The new musical continents needed to be mapped.
And those experimental travellers brought ever more new, unheard-of Sound-discoveries with them from their electronic expeditiions.
Now it was about time to develop intelligent and creative travel-routes and to combine / connect the sound-treasures that had been found along the way.
|> Music-Molecules | Samples | The Studio as a composer's tool
"Faust
were deconstructing the nuts, bolts and griders of rock music through
relentlessly
monotonous pieces and laying the groundwork for today's sampler-collagists
through their intricate tape cut-ups and splices."
In this field of sound-research and production Faust and in particular CAN, resp. Holger Czukay, who also was CAN's sound-engineer and 'editor', were amongst the most influential innovators and spearheading the developments.
CAN, as a group with a breathtaking proliferation of styles and approaches, that developed it's material out of experimentation, improvisations / 'spontaneous compositions', were absolutely depending on the re-structuring of the loads of ideas and material that they had recorded.
The material had to be condensed, edited, mixed and layered to fit it onto the given album-format - without losing it's power and particular open CAN-character.
Czukay, by developing
his very own cutting- and mixing-techniques, was pushing these procedures
towards perfection.
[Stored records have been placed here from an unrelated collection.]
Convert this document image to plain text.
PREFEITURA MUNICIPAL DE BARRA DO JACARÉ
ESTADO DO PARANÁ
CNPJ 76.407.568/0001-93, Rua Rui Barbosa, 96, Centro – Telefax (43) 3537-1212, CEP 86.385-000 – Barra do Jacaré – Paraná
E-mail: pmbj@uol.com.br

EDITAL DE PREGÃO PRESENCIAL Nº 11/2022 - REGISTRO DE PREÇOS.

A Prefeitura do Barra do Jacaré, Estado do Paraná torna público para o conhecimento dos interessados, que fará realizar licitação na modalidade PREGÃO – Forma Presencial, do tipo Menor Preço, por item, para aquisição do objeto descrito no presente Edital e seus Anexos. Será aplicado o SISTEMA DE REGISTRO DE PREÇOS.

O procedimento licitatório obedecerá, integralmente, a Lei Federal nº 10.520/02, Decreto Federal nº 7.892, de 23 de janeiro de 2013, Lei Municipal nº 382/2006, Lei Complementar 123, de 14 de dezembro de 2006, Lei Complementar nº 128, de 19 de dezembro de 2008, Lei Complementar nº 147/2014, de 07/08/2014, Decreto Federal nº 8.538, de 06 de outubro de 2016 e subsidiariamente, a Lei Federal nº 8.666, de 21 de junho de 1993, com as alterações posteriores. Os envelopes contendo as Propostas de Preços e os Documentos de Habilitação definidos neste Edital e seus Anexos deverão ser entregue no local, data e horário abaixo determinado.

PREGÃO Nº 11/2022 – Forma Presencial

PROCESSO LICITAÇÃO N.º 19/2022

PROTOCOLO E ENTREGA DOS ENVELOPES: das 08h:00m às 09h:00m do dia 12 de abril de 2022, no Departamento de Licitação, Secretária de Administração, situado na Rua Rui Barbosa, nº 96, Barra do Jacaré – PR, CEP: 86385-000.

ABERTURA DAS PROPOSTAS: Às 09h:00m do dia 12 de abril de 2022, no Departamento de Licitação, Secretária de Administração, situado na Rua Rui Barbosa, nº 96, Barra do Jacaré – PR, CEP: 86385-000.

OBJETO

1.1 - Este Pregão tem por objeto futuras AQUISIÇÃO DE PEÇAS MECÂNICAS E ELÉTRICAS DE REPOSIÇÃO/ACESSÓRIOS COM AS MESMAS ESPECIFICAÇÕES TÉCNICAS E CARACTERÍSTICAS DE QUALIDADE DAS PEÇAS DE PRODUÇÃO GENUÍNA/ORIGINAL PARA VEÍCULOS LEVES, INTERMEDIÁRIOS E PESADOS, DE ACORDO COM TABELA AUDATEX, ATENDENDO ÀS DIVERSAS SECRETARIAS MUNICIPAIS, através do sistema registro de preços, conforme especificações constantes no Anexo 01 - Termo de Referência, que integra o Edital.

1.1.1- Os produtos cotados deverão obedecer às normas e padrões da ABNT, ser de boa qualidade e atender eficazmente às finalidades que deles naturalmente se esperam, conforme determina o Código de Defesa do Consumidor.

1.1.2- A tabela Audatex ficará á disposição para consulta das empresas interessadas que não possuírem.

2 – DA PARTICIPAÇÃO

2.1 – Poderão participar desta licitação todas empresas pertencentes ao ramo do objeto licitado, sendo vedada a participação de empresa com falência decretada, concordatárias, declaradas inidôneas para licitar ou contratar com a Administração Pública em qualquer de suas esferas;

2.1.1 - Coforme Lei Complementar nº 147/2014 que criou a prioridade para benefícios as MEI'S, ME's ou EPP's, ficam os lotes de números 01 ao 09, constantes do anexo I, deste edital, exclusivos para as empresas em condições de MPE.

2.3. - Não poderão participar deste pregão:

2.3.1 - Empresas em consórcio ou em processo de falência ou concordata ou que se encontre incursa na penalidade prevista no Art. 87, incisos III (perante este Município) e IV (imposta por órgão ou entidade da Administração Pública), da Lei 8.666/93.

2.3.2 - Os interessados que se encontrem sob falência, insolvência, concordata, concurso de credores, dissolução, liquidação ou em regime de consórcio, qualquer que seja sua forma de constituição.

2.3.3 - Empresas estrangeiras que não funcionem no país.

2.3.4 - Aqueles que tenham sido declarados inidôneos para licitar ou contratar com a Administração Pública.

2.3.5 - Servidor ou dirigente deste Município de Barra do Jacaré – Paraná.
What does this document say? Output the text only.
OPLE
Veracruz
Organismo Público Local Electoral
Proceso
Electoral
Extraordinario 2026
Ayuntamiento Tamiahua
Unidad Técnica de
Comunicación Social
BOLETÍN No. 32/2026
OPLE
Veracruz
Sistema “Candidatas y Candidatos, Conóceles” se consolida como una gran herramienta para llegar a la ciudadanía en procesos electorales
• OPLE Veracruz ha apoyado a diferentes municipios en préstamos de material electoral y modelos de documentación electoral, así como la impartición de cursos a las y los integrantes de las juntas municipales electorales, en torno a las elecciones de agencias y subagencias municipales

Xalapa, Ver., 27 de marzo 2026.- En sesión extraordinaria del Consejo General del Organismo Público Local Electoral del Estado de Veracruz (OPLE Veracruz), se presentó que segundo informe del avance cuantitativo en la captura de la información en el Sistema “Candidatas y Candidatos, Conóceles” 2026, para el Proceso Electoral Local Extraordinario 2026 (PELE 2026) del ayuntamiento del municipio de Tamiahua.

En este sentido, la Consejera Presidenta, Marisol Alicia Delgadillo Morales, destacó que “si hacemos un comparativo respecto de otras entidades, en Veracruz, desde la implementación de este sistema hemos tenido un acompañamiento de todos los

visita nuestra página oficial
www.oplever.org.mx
He
let those spontaneously composed elements talk to each other anew through
his way of editing and mixing them together.
The original recording-tapes were cut up in many pieces, layered, manipulated and collaged.
Eventually, this work itself, through it's radical re-structuring of the raw-material, became a
true part of the process of compostion.
"I
was composing with the same technique, which a cutter applies when
editing films. The mixed down music was cut in 'bits' and put together
again, as a computer does. The result is something, that simply didn't
exist before. It's calculated ['computed'] or, better said: assembled,
'composed' music.
Those separated molecules are assembled again artificially. Artificial in the sense of: possibly, hopefully better than the original."
Holger Czukay
|> FUSION: Man plays Machine plays Man plays Machine
In the course of his work, Czukay almost "by the way" pre-invented in mechanical / analogue form the today omnipresent sampling. That digital soundtool, without which contemporary electronic would be unthinkable.
And this Czukay did for the first time in 1968, while working on his first solo-debut CANAXIS.
Here he did not only found the basic principle of sampling, but through the combination of looped Ethno-music, he also assembled / composed a still modern sounding mix of AMBIENT and so-called 'world-music'.
Czukay further developed these collage & sample techniques - especially for integrating found sound-footage - on his first [post-CAN] Solo-Album 'Movies' [1979].
"For
every sound-engineer my recording-methods for 'Movies' and my other
solo-albums would have been something very unusual.
In the beginning I had worked on the recordings on my tape-recorder
at home. Then I was using a reel-to-reel, then 3 reel-to-reels. When
I was preparing the final tapes I transferred them to a 16-track machine
and from this onto the computer-mixing-board.
For 'Persian Love' I had - with the help of a
short-wave receiver - stolen the voice of a persian poet.
In 'Hollywood Symphony' I winked a few times towards Diana Ross. All in all I have processed many thousand hours of music for that record. Sometimes I had recorded a couple of hours and kept only a few seconds of them - for instance from a Korean orchestra."
Holger Czukay
Movies is considered - as most of the records that Czukay did with CAN, as one of the most influential records in electronic music.
It also stands for the significance of Czukays work, after splitting from CAN.
Especially through the usage of found sounds- and music-material in combination with his own editing- and mixing-techniques, it was never a problem for Czukay to play 'solo' - because the machines were his assistants, his musical 'play-mates'.